Speakers Discuss Regulations at IPA Summit in Washington D.C.
Last week, the Investment Program Association held its 2017 IPASummit in Washington, D.C., where more than 240 attendees gathered for a series of discussions about the state of the industry.
This year, IPA members held 236 individual meetings with members of Congress, spanning 30 states, to discuss legislation that would provide business development company modernization, accredited investor modernization, preserving the 1031 like kind exchange in upcoming tax reform, and the impacts of the Department of Labor’s fiduciary rule. Regulatory meetings were also held with the SEC, FINRA and NASAA.
Tim Pawlenty, CEO of the Financial Services Roundtable and former governor of Minnesota, gave a keynote address at the 2017 IPASummit and noted that the struggles experienced by the Trump administration in hiring and gaining approval of key staffing positions is impeding regulatory changes – specifically with the DOL’s fiduciary rule.
According to Pawlenty, there are not enough staffers to complete the large economic review of the rule as required by Trump’s February 3rd presidential memorandum.
The U.S. Senate had confirmed 26 of Trump’s executive branch appointments at the 100-day mark, but the pace of regulation is expected to pick up once the appointment process comes to end. Pawlenty noted that it is possible that major changes to the regulatory environment might not happen until 2018.
Pawlenty’s remarks focused on expected regulatory changes in Washington. Federal Reserve chair Janet Yellen will finish her tenure next year, and three Fed governor positions will be open. Consumer Financial Protection Bureau director Richard Cordray will likely be replaced within the near future, spurring change within the agency, and the Financial Stability Oversight Council will likely undergo internal reform. Pawlenty concluded his presentation by touching on cybersecurity, noting that the financial services industry needs to have standardized regulation.
Mark Calabria, the chief economist for Vice President Mike Pence, also shared his insights at the 2017 IPASummit.
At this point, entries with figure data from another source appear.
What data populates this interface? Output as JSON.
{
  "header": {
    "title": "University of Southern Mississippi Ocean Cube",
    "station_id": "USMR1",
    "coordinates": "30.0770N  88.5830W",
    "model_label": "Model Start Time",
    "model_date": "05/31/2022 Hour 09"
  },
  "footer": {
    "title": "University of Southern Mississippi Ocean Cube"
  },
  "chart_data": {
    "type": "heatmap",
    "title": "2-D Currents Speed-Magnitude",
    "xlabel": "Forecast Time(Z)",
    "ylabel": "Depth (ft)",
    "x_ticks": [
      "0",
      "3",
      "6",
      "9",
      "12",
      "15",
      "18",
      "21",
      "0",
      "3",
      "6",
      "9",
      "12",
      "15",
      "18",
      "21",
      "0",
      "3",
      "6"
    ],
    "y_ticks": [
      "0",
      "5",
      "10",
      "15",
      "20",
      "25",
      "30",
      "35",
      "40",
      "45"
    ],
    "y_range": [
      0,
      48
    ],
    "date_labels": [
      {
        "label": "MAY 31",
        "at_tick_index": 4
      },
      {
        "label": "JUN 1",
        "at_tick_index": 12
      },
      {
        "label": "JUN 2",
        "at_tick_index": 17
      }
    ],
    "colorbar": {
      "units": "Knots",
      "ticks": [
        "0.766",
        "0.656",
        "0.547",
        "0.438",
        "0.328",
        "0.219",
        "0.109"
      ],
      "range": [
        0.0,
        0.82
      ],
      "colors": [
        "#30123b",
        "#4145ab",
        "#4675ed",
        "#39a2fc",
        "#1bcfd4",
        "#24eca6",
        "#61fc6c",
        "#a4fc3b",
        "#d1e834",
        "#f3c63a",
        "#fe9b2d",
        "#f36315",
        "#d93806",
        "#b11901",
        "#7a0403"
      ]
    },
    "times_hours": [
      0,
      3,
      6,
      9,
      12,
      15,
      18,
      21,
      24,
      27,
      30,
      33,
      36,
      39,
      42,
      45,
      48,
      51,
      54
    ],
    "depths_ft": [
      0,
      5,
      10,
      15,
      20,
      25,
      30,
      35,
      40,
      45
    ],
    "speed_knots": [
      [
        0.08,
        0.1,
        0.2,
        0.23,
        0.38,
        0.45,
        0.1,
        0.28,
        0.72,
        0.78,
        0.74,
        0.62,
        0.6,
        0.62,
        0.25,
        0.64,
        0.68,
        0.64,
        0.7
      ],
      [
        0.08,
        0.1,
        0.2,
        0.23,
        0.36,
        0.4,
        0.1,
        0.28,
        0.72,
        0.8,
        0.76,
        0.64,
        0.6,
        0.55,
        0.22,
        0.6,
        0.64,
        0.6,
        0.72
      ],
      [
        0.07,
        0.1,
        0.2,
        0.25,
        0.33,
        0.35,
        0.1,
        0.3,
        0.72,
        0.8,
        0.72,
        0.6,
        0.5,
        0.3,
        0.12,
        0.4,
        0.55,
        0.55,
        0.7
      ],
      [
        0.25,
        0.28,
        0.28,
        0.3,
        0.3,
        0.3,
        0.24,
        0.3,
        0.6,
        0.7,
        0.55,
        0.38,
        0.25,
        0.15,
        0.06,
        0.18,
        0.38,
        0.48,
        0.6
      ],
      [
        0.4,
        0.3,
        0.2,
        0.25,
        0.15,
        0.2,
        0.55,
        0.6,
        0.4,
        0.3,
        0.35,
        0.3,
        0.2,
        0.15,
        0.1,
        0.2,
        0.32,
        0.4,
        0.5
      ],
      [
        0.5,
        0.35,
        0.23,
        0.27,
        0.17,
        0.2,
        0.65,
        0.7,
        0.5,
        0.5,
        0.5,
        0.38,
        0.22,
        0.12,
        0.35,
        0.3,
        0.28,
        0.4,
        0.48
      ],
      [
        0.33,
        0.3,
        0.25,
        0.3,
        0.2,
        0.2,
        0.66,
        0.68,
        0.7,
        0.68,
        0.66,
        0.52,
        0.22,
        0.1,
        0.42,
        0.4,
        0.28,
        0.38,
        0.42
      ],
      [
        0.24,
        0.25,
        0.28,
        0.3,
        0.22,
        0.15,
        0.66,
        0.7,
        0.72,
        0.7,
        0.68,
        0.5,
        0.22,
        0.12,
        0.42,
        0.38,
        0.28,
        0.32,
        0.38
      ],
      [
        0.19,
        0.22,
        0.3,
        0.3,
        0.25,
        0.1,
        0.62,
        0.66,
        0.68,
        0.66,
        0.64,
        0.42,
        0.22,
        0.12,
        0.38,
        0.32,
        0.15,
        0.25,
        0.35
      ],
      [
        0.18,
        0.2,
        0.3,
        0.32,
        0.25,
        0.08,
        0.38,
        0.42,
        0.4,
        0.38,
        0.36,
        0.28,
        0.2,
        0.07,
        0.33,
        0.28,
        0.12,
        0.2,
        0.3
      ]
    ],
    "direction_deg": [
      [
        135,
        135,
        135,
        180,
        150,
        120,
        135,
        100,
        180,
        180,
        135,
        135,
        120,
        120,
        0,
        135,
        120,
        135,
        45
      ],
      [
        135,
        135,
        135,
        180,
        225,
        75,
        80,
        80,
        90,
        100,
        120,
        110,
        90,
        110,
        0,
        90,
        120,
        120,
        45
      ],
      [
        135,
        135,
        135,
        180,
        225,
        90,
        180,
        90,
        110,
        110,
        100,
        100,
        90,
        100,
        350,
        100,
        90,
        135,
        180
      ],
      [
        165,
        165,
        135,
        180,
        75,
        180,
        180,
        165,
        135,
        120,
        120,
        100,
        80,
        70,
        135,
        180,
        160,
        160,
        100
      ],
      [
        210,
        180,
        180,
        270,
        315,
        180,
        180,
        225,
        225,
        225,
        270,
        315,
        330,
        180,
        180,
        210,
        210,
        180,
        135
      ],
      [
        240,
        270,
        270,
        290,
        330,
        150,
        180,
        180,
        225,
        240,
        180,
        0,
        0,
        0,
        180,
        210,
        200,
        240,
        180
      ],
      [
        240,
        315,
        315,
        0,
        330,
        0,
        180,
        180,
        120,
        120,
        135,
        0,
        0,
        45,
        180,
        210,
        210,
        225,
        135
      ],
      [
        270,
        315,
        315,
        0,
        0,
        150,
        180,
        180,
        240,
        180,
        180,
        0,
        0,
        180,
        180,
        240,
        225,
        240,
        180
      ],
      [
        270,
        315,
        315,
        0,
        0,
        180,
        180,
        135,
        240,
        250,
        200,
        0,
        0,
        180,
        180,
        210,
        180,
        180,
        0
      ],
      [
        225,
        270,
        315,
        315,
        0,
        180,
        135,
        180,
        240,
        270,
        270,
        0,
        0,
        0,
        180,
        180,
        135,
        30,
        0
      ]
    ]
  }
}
Calabria, who discussed in broad strokes the forthcoming tax plans from the current administration, reinforced that while there will be significant cuts and simplification, any corporate tax reform will be geared towards fixing the economy.
As the country continues to recover from the financial crisis, Calabria told the audience that one of the President’s main priorities will be to reduce regulatory burden so that productivity can be increased.
“What is not currently being recognized is the work that the Trump administration is doing on the regulatory front,” said Calabria. “The most important things we will accomplish will be on the regulatory front.”
Calabria received several questions from the audience regarding the Department of Labor and attendees to remember that their voice in advocating for issues, like the fiduciary rule, will always be a powerful tool in accomplishing a positive outcome.
Brad Campbell, a partner at Drinker Biddle, the former assistant secretary of Labor for Employee Benefits and former head of the Employee Benefits Security Administration, outlined the effects of and industry responses to the Department of Labor’s fiduciary rule along with an update of where the rule stands now.
The latest delay of implementation was announced shortly before the Summit, and Campbell believes that the DOL will need an additional 180 days, at minimum, to conduct an accurate and complete review of the proposed rule.
“From a regulatory perspective, Alexander Acosta and his team will need to get to work quickly,” said Campbell. “To perform a full economic analysis in the timeframe that is left in the delay would be fairly ambitious.” Furthermore, he went on to discuss studies that have already been published on the rule, citing adverse effects it is beginning to have on American consumers.
From a regulation perspective, Campbell offered his thoughts on the SEC playing a larger role. “I think we all would prefer that the SEC play a role in the review and implementation process,” said Bradford. “However, a partnership between the two agencies might be the most realistic solution.”
Campbell ended his remarks by encouraging those members present at the 2017 IPASummit, and those who could not attend, to “absolutely put pressure on the current administration to delay the rule for the full 180-day period.”